So far, China has pursued a relatively understated role in stabilizing Afghanistan. But security and trade concerns are causing Beijing to build up its ties with Kabul -- a growing relationship that may have long-term implications for U.S. strategy.
CHRISTIAN LE MIÈRE is Editor of Jane's Intelligence Review.
When Afghan President Hamid Karzai visited China last month, his hosts pulled out all the stops. During his three days in Beijing, Karzai met not only with Chinese President Hu Jintao but also with Premier Wen Jiabao and the Politburo Standing Committee member Wu Bangguo. Karzai signed agreements with Chinese leaders on economic cooperation, technical training, and preferential tariffs for Afghan exports.
It was Karzai's fourth trip to China as Afghanistan's president and the latest sign that, as Washington shows its impatience with the Karzai regime (pressuring it, for example, on electoral reform), Kabul is beginning to look for new supporters and patrons. As the regional hegemon, China is the obvious choice. Successfully courting Beijing, Kabul reasons, could yield benefits in terms of trade, economic assistance, and even military training.
The interest appears to be mutual. With U.S. President Barack Obama having set a deadline of July 2011 to begin withdrawing troops from Afghanistan, China is increasingly aware that it will soon have a pivotal role in Afghanistan's security and that of the whole region.
China's interests in Afghanistan are twofold: security and trade. Afghanistan remains a source of instability to China's west, particularly as it abuts the restless Xinjiang Uighur Autonomous Region (XUAR). Concerns about Islamist militancy on its western border have only heightened since the Uighur riots of July 2009 and are likely to increase as the United States withdraws. The Turkistan Islamic Party (formerly the East Turkistan Islamic Movement), which Beijing often blames for attacks within China, is based in Afghanistan and the borderlands of Pakistan.
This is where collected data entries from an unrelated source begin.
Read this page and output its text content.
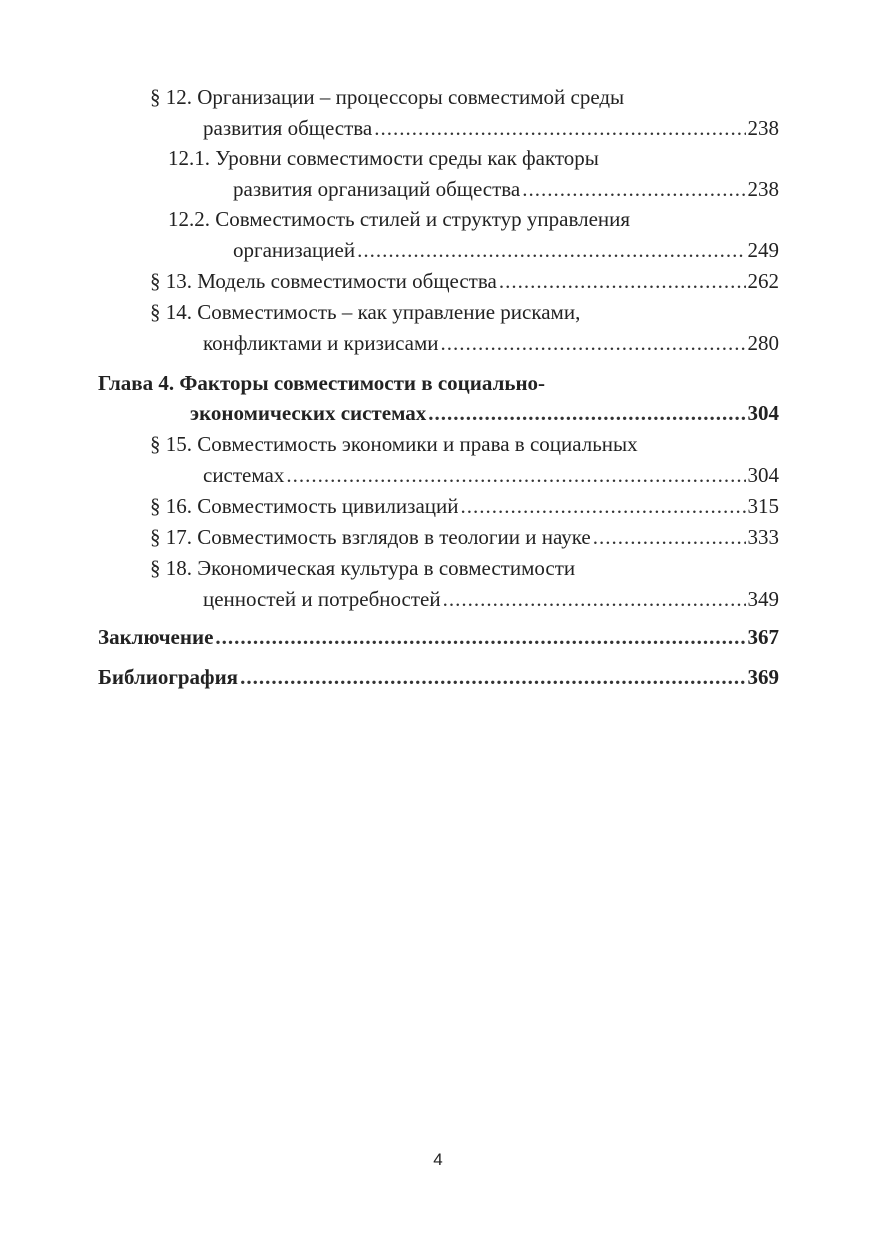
§ 12. Организации – процессоры совместимой среды
развития общества .....	238
12.1. Уровни совместимости среды как факторы
развития организаций общества .....	238
12.2. Совместимость стилей и структур управления
организацией .....	249
§ 13. Модель совместимости общества .....	262
§ 14. Совместимость – как управление рисками,
конфликтами и кризисами .....	280
Глава 4. Факторы совместимости в социально-
экономических системах .....	304
§ 15. Совместимость экономики и права в социальных
системах .....	304
§ 16. Совместимость цивилизаций .....	315
§ 17. Совместимость взглядов в теологии и науке .....	333
§ 18. Экономическая культура в совместимости
ценностей и потребностей .....	349
Заключение .....	367
Библиография .....	369
4
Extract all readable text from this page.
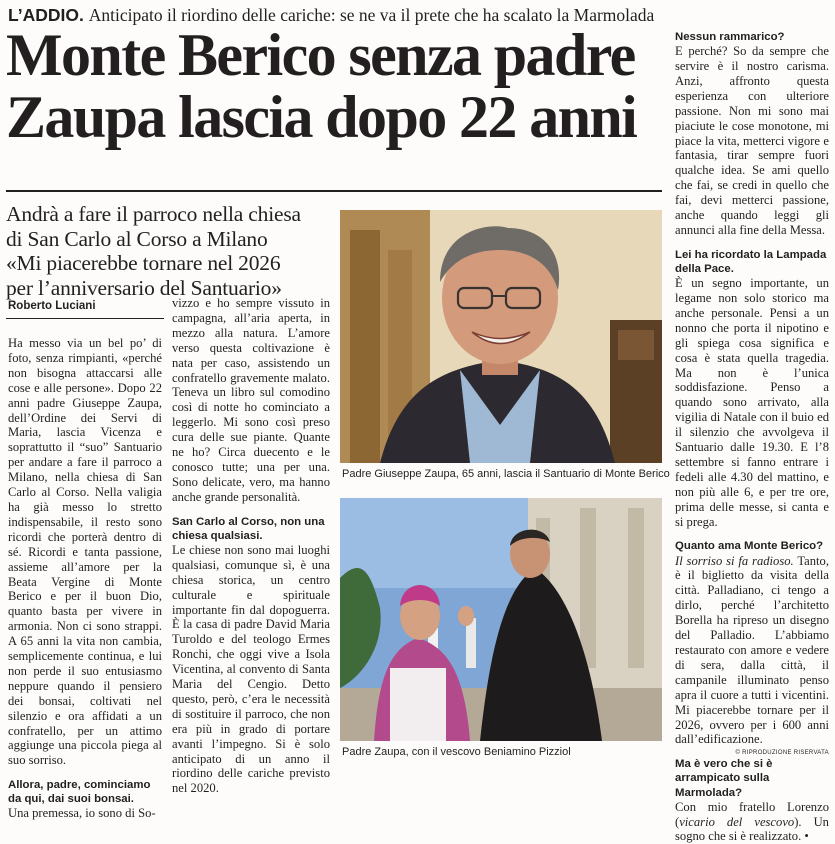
L’ADDIO. Anticipato il riordino delle cariche: se ne va il prete che ha scalato la Marmolada
Monte Berico senza padre
Zaupa lascia dopo 22 anni
Andrà a fare il parroco nella chiesa
di San Carlo al Corso a Milano
«Mi piacerebbe tornare nel 2026
per l’anniversario del Santuario»
Roberto Luciani

Ha messo via un bel po’ di foto, senza rimpianti, «perché non bisogna attaccarsi alle cose e alle persone». Dopo 22 anni padre Giuseppe Zaupa, dell’Ordine dei Servi di Maria, lascia Vicenza e soprattutto il “suo” Santuario per andare a fare il parroco a Milano, nella chiesa di San Carlo al Corso. Nella valigia ha già messo lo stretto indispensabile, il resto sono ricordi che porterà dentro di sé. Ricordi e tanta passione, assieme all’amore per la Beata Vergine di Monte Berico e per il buon Dio, quanto basta per vivere in armonia. Non ci sono strappi. A 65 anni la vita non cambia, semplicemente continua, e lui non perde il suo entusiasmo neppure quando il pensiero dei bonsai, coltivati nel silenzio e ora affidati a un confratello, per un attimo aggiunge una piccola piega al suo sorriso.

Allora, padre, cominciamo da qui, dai suoi bonsai.

Una premessa, io sono di So-

vizzo e ho sempre vissuto in campagna, all’aria aperta, in mezzo alla natura. L’amore verso questa coltivazione è nata per caso, assistendo un confratello gravemente malato. Teneva un libro sul comodino così di notte ho cominciato a leggerlo. Mi sono così preso cura delle sue piante. Quante ne ho? Circa duecento e le conosco tutte; una per una. Sono delicate, vero, ma hanno anche grande personalità.

San Carlo al Corso, non una chiesa qualsiasi.

Le chiese non sono mai luoghi qualsiasi, comunque sì, è una chiesa storica, un centro culturale e spirituale importante fin dal dopoguerra. È la casa di padre David Maria Turoldo e del teologo Ermes Ronchi, che oggi vive a Isola Vicentina, al convento di Santa Maria del Cengio. Detto questo, però, c’era le necessità di sostituire il parroco, che non era più in grado di portare avanti l’impegno. Si è solo anticipato di un anno il riordino delle cariche previsto nel 2020.

Padre Giuseppe Zaupa, 65 anni, lascia il Santuario di Monte Berico
Padre Zaupa, con il vescovo Beniamino Pizziol

Nessun rammarico?

E perché? So da sempre che servire è il nostro carisma. Anzi, affronto questa esperienza con ulteriore passione. Non mi sono mai piaciute le cose monotone, mi piace la vita, metterci vigore e fantasia, tirar sempre fuori qualche idea. Se ami quello che fai, se credi in quello che fai, devi metterci passione, anche quando leggi gli annunci alla fine della Messa.

Lei ha ricordato la Lampada della Pace.

È un segno importante, un legame non solo storico ma anche personale. Pensi a un nonno che porta il nipotino e gli spiega cosa significa e cosa è stata quella tragedia. Ma non è l’unica soddisfazione. Penso a quando sono arrivato, alla vigilia di Natale con il buio ed il silenzio che avvolgeva il Santuario dalle 19.30. E l’8 settembre si fanno entrare i fedeli alle 4.30 del mattino, e non più alle 6, e per tre ore, prima delle messe, si canta e si prega.

Quanto ama Monte Berico?

Il sorriso si fa radioso. Tanto, è il biglietto da visita della città. Palladiano, ci tengo a dirlo, perché l’architetto Borella ha ripreso un disegno del Palladio. L’abbiamo restaurato con amore e vedere di sera, dalla città, il campanile illuminato penso apra il cuore a tutti i vicentini. Mi piacerebbe tornare per il 2026, ovvero per i 600 anni dall’edificazione.

Ma è vero che si è arrampicato sulla Marmolada?

Con mio fratello Lorenzo (vicario del vescovo). Un sogno che si è realizzato. •

© RIPRODUZIONE RISERVATA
In September 2003, Hasan Mahsum, then the TIP's leader, was killed in South Waziristan by Pakistani security forces supported by Chinese intelligence officers. In February, a U.S. drone strike killed Abdul Haq al-Turkistani, the TIP's most recent leader, in North Waziristan.
As the United States begins its military withdrawal and such drone strikes become less frequent, China worries that the TIP will gain greater freedom of movement. Even if the group remains unable to launch cross-border operations into Xinjiang, the TIP's mere existence in Afghanistan and Pakistan (coupled with its increasing use of Uighur-language militant propaganda on the Internet) will continue to be a serious concern for China.
The reduced international presence in Afghanistan may also allow the heroin trade to continue unchecked. (Opium cultivation grew exponentially after the fall of the Taliban in 2001 but has decreased in the last year due to the U.S. troop surge. Questions remain, however, over whether this downward trend will hold as the Western presence in the country begins to shrink in the next couple of years.) In 2007, according to Li Xianhui, the director of drug prevention in China's Ministry of Public Security, 386 kilograms of heroin were smuggled into China from the so-called Golden Crescent of Afghanistan, Iran, and Pakistan, a total that exceeds the cumulative figure for 2001 to 2004.
These various threats are not likely to result in the deployment of Chinese troops in combat missions or protective roles, since the Chinese government is well aware that if it were to base troops overseas unilaterally -- even in a humanitarian role -- alarm bells about a neo-imperial Chinese foreign policy would go off in capitals such as New Delhi and Tokyo.
But China has an active interest in ensuring that the Afghan military is effectively able to guard the border separating the two countries. This goal was underlined by the meeting in March between Afghan Defense Minister Abdul Rahim Wardak and Chinese Minister of National Defense Liang Guanglie. China's Defense Ministry pledged to continue its low-key support of Afghan forces in the form of military supply and personnel training. Both governments aim to bolster the capabilities of Afghanistan's national army and police so that, in the words of Wardak, they will be "strong enough to defend the country against internal and external threats" in a post-NATO future.
Trade and development assistance form an even larger part of the burgeoning Afghan-Chinese relationship. Although the Afghan economy accounts for just one-tenth of one percent of China's overall trade portfolio, the possibility of cheap resources on its border is of significant interest to Beijing. China has already made the largest single foreign direct investment in Afghanistan: $3.5 billion in the Aynak copper field in Logar province. Under the terms of the deal, signed in May 2008, China will also build a 400-megawatt coal-fired power plant, a freight railway running from the XUAR through Tajikistan to Afghanistan, a hospital, and a mosque.
Such agreements also meet a secondary need for China: developing its western regions. Despite the ethnic violence last July -- or perhaps because of it -- Beijing has redoubled its efforts to boost the economies of its two western provinces, the XUAR and the Tibet Autonomous Region, which also recently witnessed ethnic riots in 2008. In March, Hu said that development of the western region is a priority of China's twelfth Five-Year Plan, which will run from 2011 to 2015.